Potremmo raccontare di Casiraghi, anzi Casiraghy, come per vezzo ama firmarsi, che utilizza raffinata carta tedesca, la taglia a mano e compone sempre a mano con i caratteri mobili le scritte dei libercoli, versa l'inchiostro da un enorme calderone che pare un pentolone magico per poi stampare al torchio un breve testo - un verso poetico, un aforisma, un'intuizione - e una curata illustrazione, spesso firmata da Adriano Porazzi, che ora non c'è più. Potremmo dire del filo e dell'ago utili a cucire insieme le due pagine per confezionare questi pulcini di carta. Potremmo raccontare poi che di questi libri Alberto Casiraghy ne stampa al massimo una trentina di copie, la metà delle quali per se stesso, l'altra per l'autore-committente. Potremmo dire che stampa libri a chiunque glielo chieda, purché disposto a passare una giornata con lui, nella sua casa-laboratorio. Potremmo dire che questo lavoro (o arte?) dura da trent'anni, e che siamo alla pubblicazione numero 8888. Quasi novemila volumi, di cui oltre un migliaio nati dalla collaborazione con Alda, due anime fuori dal mondo perse, anzi ritrovate, nelle parole. Potremmo raccontare questo, dell'amicizia tra Casiraghy e monsignor Ravasi. E aggiungere che questi pulcini sono teneri all'apparenza ma granitici nella sostanza scritta. Potremmo dire che nel mondo dell'editoria - complice la stima che gli rivolgeva Vanni Scheiwiller - tutti conoscono Alberto Casiraghy.
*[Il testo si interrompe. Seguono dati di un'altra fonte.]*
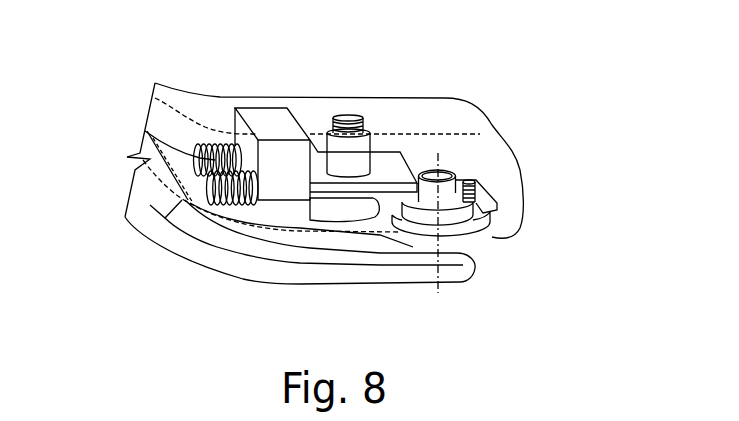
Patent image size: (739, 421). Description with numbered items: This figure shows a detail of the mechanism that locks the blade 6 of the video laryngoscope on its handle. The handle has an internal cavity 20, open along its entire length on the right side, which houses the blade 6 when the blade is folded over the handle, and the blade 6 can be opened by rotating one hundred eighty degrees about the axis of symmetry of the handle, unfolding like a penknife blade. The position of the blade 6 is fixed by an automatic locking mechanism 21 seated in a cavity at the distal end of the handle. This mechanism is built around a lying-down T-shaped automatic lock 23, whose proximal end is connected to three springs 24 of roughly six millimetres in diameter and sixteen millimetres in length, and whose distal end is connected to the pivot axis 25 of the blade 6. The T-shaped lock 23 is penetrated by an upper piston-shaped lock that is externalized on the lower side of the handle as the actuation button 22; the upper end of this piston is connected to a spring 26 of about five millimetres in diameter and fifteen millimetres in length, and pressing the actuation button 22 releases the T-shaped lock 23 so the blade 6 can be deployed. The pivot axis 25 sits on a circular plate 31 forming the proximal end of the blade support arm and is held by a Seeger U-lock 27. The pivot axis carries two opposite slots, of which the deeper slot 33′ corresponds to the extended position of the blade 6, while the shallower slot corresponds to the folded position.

The blade 6 is at (177, 238).
The internal cavity 20 is at (433, 125).
The automatic locking mechanism 21 is at (292, 218).
The actuation button 22 is at (348, 212).
The T-shaped automatic lock 23 is at (378, 163).
The springs 24 is at (152, 168).
The pivot axis 25 is at (476, 269).
The spring 26 is at (352, 117).
The Seeger U-lock 27 is at (481, 207).
The circular plate 31 is at (490, 235).
The deeper slot 33′ is at (478, 197).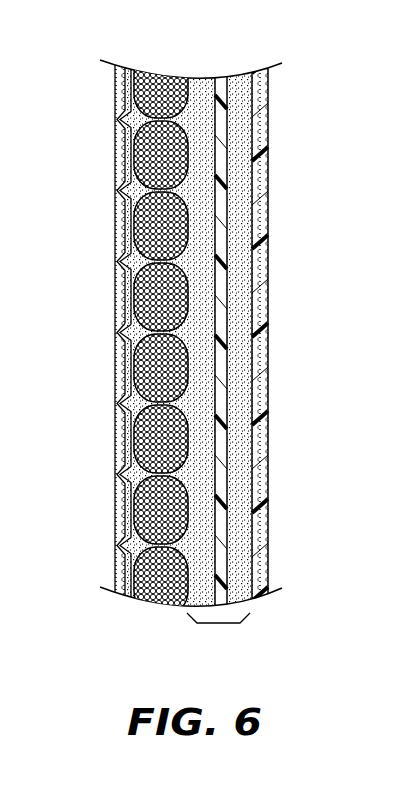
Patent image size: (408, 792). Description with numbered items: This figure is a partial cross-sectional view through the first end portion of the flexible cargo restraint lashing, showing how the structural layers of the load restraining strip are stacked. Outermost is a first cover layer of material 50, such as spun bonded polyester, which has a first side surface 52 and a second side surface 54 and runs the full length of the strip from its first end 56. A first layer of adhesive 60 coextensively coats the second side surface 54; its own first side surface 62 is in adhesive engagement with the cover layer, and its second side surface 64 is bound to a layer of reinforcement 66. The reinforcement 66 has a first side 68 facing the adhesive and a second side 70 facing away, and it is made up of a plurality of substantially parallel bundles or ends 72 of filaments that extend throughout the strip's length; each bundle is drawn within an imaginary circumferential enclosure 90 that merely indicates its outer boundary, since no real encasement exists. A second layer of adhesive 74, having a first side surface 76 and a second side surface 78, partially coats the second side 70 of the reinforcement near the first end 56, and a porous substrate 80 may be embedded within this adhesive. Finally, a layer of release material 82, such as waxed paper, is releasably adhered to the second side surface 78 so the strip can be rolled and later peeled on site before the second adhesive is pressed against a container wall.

The first cover layer of material 50 is at (118, 512).
The first side surface 52 is at (127, 455).
The second side surface 54 is at (127, 373).
The first end 56 is at (268, 130).
The first layer of adhesive 60 is at (130, 67).
The first side surface 62 is at (122, 134).
The second side surface 64 is at (123, 168).
The layer of reinforcement 66 is at (162, 70).
The first side 68 is at (118, 86).
The second side 70 is at (216, 78).
The ends of filaments 72 is at (136, 238).
The second layer of adhesive 74 is at (220, 623).
The first side surface 76 is at (188, 503).
The second side surface 78 is at (258, 563).
The substrate 80 is at (221, 380).
The layer of release material 82 is at (268, 305).
The imaginary circumferential enclosure 90 is at (190, 230).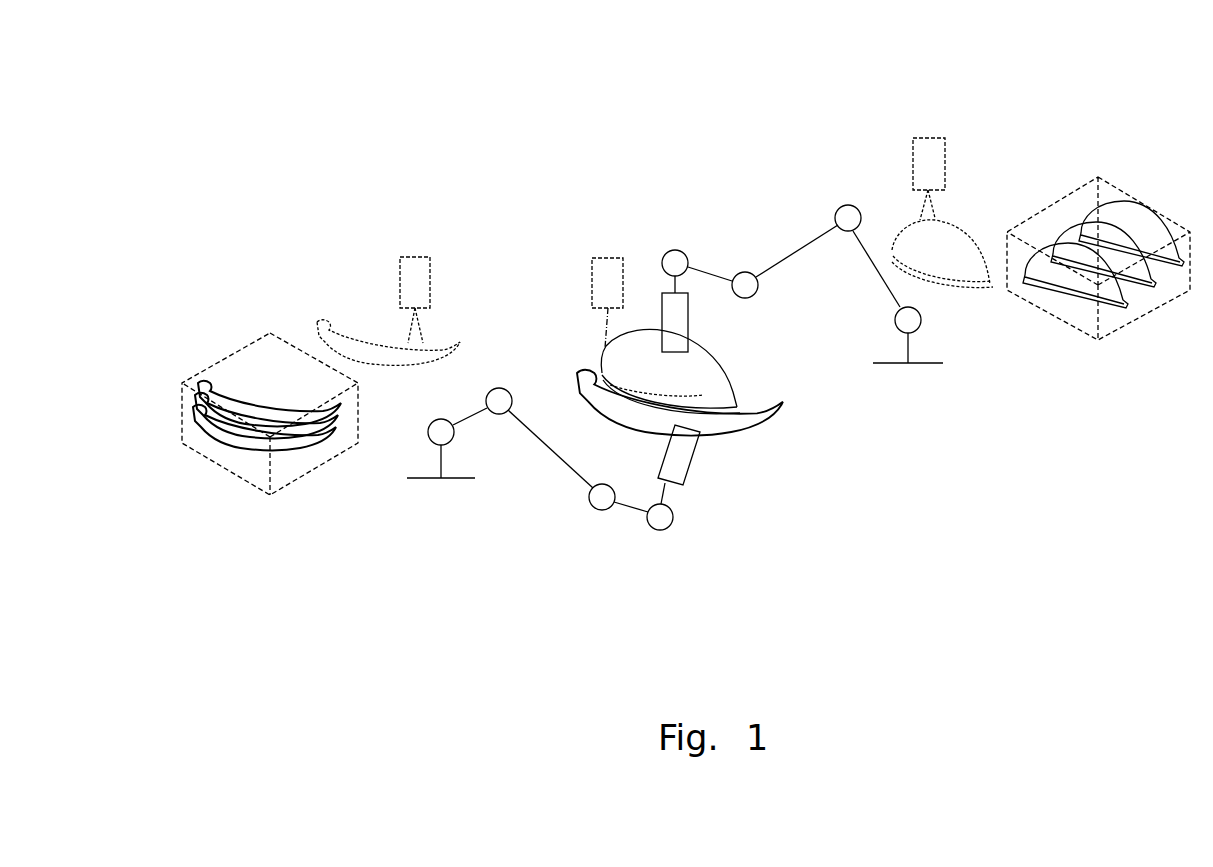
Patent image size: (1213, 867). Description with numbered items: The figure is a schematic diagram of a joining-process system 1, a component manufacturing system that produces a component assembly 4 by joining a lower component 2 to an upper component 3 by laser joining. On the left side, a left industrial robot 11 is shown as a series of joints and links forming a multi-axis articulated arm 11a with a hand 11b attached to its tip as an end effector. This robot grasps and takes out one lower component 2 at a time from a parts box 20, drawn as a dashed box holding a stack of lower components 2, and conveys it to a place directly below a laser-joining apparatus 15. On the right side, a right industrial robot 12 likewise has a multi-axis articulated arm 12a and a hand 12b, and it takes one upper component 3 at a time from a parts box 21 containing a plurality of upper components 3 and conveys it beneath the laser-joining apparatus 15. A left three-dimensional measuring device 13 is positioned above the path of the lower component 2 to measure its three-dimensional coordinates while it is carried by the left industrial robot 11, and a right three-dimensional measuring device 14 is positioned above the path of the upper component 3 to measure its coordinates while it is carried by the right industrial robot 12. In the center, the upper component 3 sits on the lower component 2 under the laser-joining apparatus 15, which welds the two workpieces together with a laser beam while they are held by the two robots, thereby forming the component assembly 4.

The joining-process system 1 is at (511, 85).
The lower component 2 is at (337, 408).
The upper component 3 is at (717, 388).
The component assembly 4 is at (558, 341).
The left industrial robot 11 is at (588, 498).
The multi-axis articulated arm 11a is at (572, 477).
The hand 11b is at (678, 482).
The right industrial robot 12 is at (802, 239).
The multi-axis articulated arm 12a is at (770, 251).
The hand 12b is at (680, 317).
The left three-dimensional measuring device 13 is at (414, 272).
The right three-dimensional measuring device 14 is at (930, 155).
The laser-joining apparatus 15 is at (610, 270).
The parts box 20 is at (242, 480).
The parts box 21 is at (1053, 322).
Lo conosce da anni anche il milanese Andrea Kerbaker, che i libri li colleziona perché «sono riserve contro l'inverno dello spirito», come spiega, citando Marguerite Yourcenar, in Lo scaffale infinito, il saggio da poco edito da Ponte alle Grazie dove sono narrate, da Petrarca a Borges, «storie di uomini pazzi per i libri». E allora quel numero, 8888, artistica follia dell'editore quotidiano che crede nella possibilità di sedurre il lettore con un aforisma bello da vedere e da toccare, non può passare senza un omaggio.